Assisted with symbolic execution. Fuzzing using symbolic execution is generally known as hybrid fuzzing. Some checks are difficult to pass, such as array checks during the fuzzing process, causing the fuzzer to spend a lot of energy trying to mutate to generate the eligible input. When a branch is difficult to pass, symbolic execution is used to solve it, generating a new seed and then passing it to fuzzing to pass the branch. Examples include QSYM [17], DigFuzz [18] and HFL [19].
Based on static analysis and dynamic analysis. This approach uses the technique of program analysis to determine what kind of input the program accepts and then guides the generation of test cases. Examples include FANS [20] and T-Fuzz [21].

7.1.2. Seed Selection

In each iteration of the genetic algorithm, the seeds for the next step of fuzzing are selected from the current seed pool. The testing efficiency of selecting different seeds varies, so some methods have been developed from the perspective of seed selection.

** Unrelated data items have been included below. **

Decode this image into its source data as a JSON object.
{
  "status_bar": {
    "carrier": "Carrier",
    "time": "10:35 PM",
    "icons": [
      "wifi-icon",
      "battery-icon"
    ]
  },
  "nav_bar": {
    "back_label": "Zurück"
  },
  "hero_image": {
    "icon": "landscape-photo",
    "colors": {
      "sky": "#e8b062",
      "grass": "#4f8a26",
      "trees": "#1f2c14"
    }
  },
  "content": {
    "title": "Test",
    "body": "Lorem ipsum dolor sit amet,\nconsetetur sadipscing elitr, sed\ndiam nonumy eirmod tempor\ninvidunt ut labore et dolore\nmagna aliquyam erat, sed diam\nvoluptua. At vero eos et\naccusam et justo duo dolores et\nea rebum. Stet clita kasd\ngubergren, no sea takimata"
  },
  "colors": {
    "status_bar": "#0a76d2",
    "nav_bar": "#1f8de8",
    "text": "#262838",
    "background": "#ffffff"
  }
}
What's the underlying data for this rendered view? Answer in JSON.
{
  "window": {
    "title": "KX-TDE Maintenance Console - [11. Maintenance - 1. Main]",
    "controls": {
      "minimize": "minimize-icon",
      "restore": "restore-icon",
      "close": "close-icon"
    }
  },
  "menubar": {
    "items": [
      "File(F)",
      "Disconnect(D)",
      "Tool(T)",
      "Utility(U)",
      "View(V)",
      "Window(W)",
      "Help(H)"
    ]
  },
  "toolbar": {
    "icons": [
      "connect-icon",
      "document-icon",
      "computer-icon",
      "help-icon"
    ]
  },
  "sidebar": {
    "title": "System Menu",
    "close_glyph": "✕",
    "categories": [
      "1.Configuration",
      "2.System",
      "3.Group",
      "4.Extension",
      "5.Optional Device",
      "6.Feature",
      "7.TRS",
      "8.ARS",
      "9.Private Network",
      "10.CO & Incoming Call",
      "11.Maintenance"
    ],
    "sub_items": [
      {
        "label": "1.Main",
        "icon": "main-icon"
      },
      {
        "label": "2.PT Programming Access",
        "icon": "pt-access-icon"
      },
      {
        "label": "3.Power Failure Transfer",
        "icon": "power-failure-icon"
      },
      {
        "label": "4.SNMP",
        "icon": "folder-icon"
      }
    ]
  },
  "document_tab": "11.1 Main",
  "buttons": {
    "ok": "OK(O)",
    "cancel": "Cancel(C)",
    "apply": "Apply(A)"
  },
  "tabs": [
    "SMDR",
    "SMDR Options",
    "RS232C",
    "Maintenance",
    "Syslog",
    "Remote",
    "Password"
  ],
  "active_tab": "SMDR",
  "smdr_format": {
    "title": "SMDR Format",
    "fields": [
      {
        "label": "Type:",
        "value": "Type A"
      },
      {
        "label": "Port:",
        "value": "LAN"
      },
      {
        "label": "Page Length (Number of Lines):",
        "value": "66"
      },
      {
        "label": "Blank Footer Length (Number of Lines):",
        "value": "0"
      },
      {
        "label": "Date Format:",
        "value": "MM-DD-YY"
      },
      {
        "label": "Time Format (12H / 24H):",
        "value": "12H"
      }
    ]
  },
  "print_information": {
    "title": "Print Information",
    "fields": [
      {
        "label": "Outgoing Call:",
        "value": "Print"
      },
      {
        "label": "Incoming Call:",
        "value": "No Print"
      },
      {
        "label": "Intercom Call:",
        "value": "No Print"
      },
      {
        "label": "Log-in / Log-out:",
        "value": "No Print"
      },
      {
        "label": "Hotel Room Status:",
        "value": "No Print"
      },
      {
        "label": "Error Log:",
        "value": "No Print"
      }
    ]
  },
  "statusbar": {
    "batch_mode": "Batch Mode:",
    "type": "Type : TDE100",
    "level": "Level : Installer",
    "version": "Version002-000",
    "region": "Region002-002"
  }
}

For example, AFLFast [22] improves the seed selection strategy by prioritizing seeds that have been less frequently selected previously or that can reach paths that have been less frequently tested previously. Related examples include Vuzzer [23], QTEP [24] and CollAFL [25].

7.1.3. Mutation Strategy

In a fuzzing loop, fuzzers try to discover more program states or crashes and generate new seeds by mutating and testing the seed inputs. For fuzzing, the space for mutation is almost infinite. Choosing a suitable mutation strategy also has a great impact on the efficiency of fuzzing.

Based on optimization algorithms or deep learning models. Guiding the mutation through optimization algorithms or deep learning models enables the fuzzing process to obtain efficient and usable test cases. For example, MOPT [26] selects the optimal variation strategy using the particle swarm optimization algorithm. ILF [27] uses symbolic execution to generate data as training data and AI models to guide the mutation.
Based on program analysis. These types of studies usually combine methods such as taint analysis, symbolic execution, and gradient descent. After analyzing the program, it is determined which bytes should be mutated and what kind of mutation should be performed. Examples include Vuzzer, ProFuzzer [28] and GreyOne [29].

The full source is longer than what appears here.